Customers of Amazon Tricked With Phishing Email Campaign
Softpedia.com published news on 17th February, 2015 according to which security experts warned that a malicious campaign has targeted the users of global online-retailer Amazon aiming to harvest their sign-in information for the service.
The phishing notifications assert to be from the customer service department of Amazon asking to verify a ticket number.
To make the user unaware about the tainted activity, the scammers included Amazon's name in the return address. While the address is completely a fake (firstname.lastname@example.org), it may be enough to trick some of the innocent users.
To enable crooks to steal credentials, the fake email message contains a link directing to a malicious website loaded with a bogus log-in page for Amazon.
Crooks automatically get all details entered in the given fields and if the account is not secured with two-factor authentication (2FA), scammers could embezzle sensitive information and could also start transactions on behalf of the victim.
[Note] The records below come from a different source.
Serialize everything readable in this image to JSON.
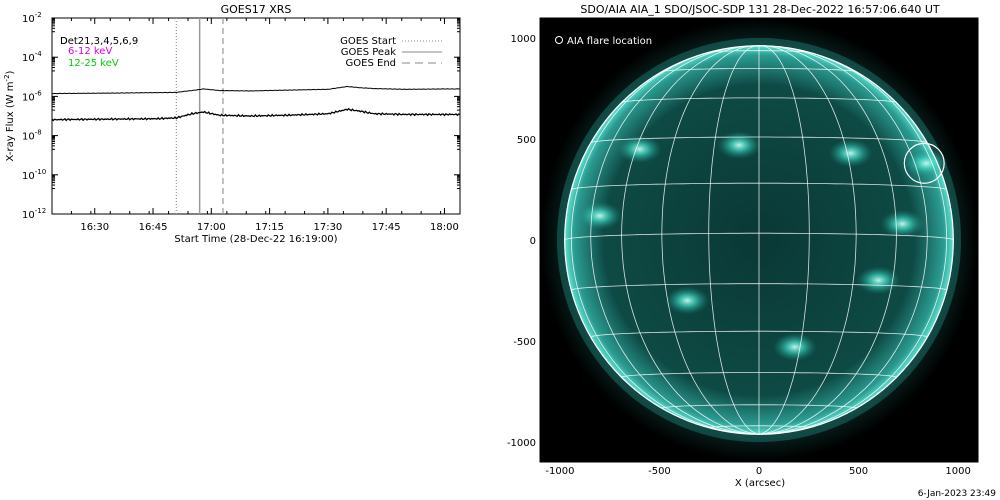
{
  "chart_data": [
    {
      "type": "line",
      "title": "GOES17 XRS",
      "xlabel": "Start Time (28-Dec-22 16:19:00)",
      "ylabel": "X-ray Flux (W m",
      "ylabel_sup": "-2",
      "ylabel_close": ")",
      "xlim": [
        "16:19",
        "18:04"
      ],
      "ylim": [
        1e-12,
        0.01
      ],
      "yscale": "log",
      "x_ticks": [
        "16:30",
        "16:45",
        "17:00",
        "17:15",
        "17:30",
        "17:45",
        "18:00"
      ],
      "y_ticks": [
        {
          "value": 0.01,
          "exp": "-2"
        },
        {
          "value": 0.0001,
          "exp": "-4"
        },
        {
          "value": 1e-06,
          "exp": "-6"
        },
        {
          "value": 1e-08,
          "exp": "-8"
        },
        {
          "value": 1e-10,
          "exp": "-10"
        },
        {
          "value": 1e-12,
          "exp": "-12"
        }
      ],
      "tick_base": "10",
      "legend_left": [
        {
          "text": "D",
          "color": "#000000"
        },
        {
          "text": "Det21,3,4,5,6,9",
          "color": "#000000"
        },
        {
          "text": "6-12 keV",
          "color": "#dd00dd"
        },
        {
          "text": "12-25 keV",
          "color": "#00cc00"
        }
      ],
      "legend_right": [
        {
          "text": "GOES Start",
          "style": "dotted"
        },
        {
          "text": "GOES Peak",
          "style": "solid"
        },
        {
          "text": "GOES End",
          "style": "dashed"
        }
      ],
      "markers": {
        "start": "16:51",
        "peak": "16:57",
        "end": "17:03"
      },
      "series": [
        {
          "name": "",
          "x": [
            "16:19",
            "16:30",
            "16:45",
            "16:51",
            "16:55",
            "16:58",
            "17:02",
            "17:10",
            "17:20",
            "17:30",
            "17:35",
            "17:38",
            "17:42",
            "17:50",
            "18:00",
            "18:04"
          ],
          "y": [
            1.4e-06,
            1.45e-06,
            1.55e-06,
            1.6e-06,
            2e-06,
            2.4e-06,
            2e-06,
            1.9e-06,
            2.1e-06,
            2.3e-06,
            3.2e-06,
            2.8e-06,
            2.5e-06,
            2.3e-06,
            2.4e-06,
            2.4e-06
          ]
        },
        {
          "name": "",
          "x": [
            "16:19",
            "16:30",
            "16:45",
            "16:51",
            "16:55",
            "16:58",
            "17:02",
            "17:10",
            "17:20",
            "17:30",
            "17:35",
            "17:38",
            "17:42",
            "17:50",
            "18:00",
            "18:04"
          ],
          "y": [
            6.5e-08,
            6.8e-08,
            7.2e-08,
            8e-08,
            1.3e-07,
            1.6e-07,
            1.1e-07,
            1e-07,
            1.1e-07,
            1.3e-07,
            2.2e-07,
            1.8e-07,
            1.3e-07,
            1.2e-07,
            1.2e-07,
            1.2e-07
          ]
        }
      ]
    },
    {
      "type": "scatter",
      "title": "SDO/AIA AIA_1 SDO/JSOC-SDP 131 28-Dec-2022 16:57:06.640 UT",
      "xlabel": "X (arcsec)",
      "ylabel": "",
      "xlim": [
        -1100,
        1100
      ],
      "ylim": [
        -1100,
        1100
      ],
      "x_ticks": [
        -1000,
        -500,
        0,
        500,
        1000
      ],
      "y_ticks": [
        1000,
        500,
        0,
        -500,
        -1000
      ],
      "legend": "AIA flare location",
      "legend_placement": "top-left",
      "solar_radius": 976,
      "flare": {
        "x": 830,
        "y": 380,
        "r": 100
      },
      "active_regions": [
        {
          "x": 840,
          "y": 380
        },
        {
          "x": -600,
          "y": 450
        },
        {
          "x": -100,
          "y": 470
        },
        {
          "x": 460,
          "y": 430
        },
        {
          "x": 720,
          "y": 80
        },
        {
          "x": -360,
          "y": -300
        },
        {
          "x": 180,
          "y": -530
        },
        {
          "x": -800,
          "y": 120
        },
        {
          "x": 600,
          "y": -200
        }
      ],
      "footer": "6-Jan-2023 23:49"
    }
  ]
}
Security experts have analyzed the scam email and found that victims would not be aware until fraudulent transactions and later on other evidence of theft of identity comes to their attention.
Amazon will never ask any customer for personal and financial information through an unsolicited email.
You should always be careful about any unsolicited email which asks you for financial and personal information either by clicking a link to a website or by opening an attachment in the email. Security experts highlight that no genuine financial organization or company will ever ask customers for personal details using such methods.
Security experts highlight that unfortunately it is not the first time that Amazon is being targeted by phishers.
During July 2012, phishing emails purporting to be from Amazon.co.uk claimed that recipient's account has been restricted due to a recent review and more account information was required via an attached form to lift the restriction. Some versions asked users to click a link to access the form instead of an attached file. The fake form asked for details of credit card with name, address and contact details and it was designed to look like genuine web page of Amazon.